Por muy contundentes que sean sus afirmaciones, Superbloom podría resultar demasiado apocalíptico si no fuera por el alegato final de Carr de mantenerse firme. Afirma que es demasiado tarde para cambiar los sistemas en línea en los que estamos inmersos, una opinión un tanto sombría, dada la rapidez con la que esos mismos sistemas han cambiado con el tiempo. Pero señala con acierto que, para desprenderse de un mundo virtual que es más imagen que sustancia, los usuarios deben resistir deliberadamente sus encantos vacíos, de forma similar a como los rebeldes de Un mundo feliz de Aldous Huxley rechazaron el soma, la droga de la felicidad.
El cerebro humano está mucho mejor desarrollado para funcionar en el mundo real, y el impacto que podemos generar en él es mucho más probable que nos llene. “La salvación, aunque sea una palabra demasiado fuerte”, escribe Carr, “reside en actos personales y voluntarios de excomunión”.
Aun así, aboga por una retirada sensata de internet en lugar de una desinversión al estilo ludita, por posicionarse “no fuera del alcance del flujo informativo, sino más allá del alcance de su poder licuador”.

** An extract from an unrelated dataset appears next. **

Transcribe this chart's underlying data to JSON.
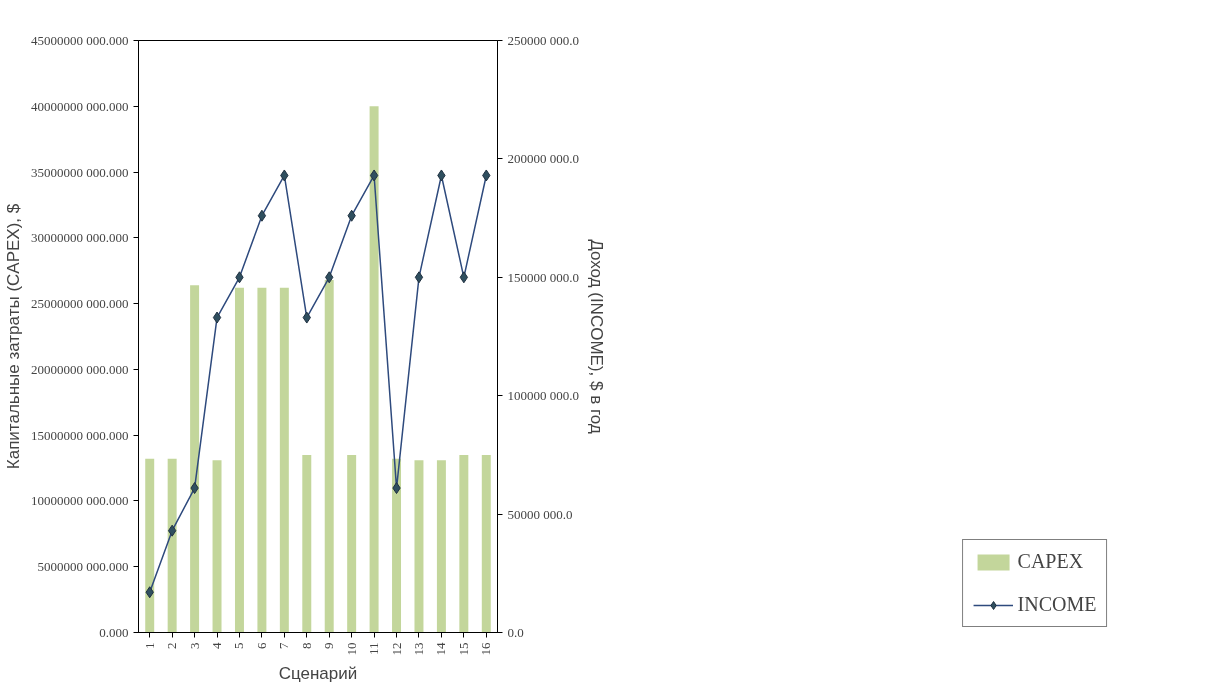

Si bien los pesimistas digitales pueden parecer Casandra, sus advertencias nunca han sido tan resonantes. Para Carr, la fiera bestia digital ya no se arrastra hacia nosotros. Ya nos está devorando. Superbloom plantea la decisión que nos espera en los términos más crudos posibles: ¿Consentimos en ser engullidos o encontramos una manera, por quijotesca e improbable que parezca, de escapar de sus fauces?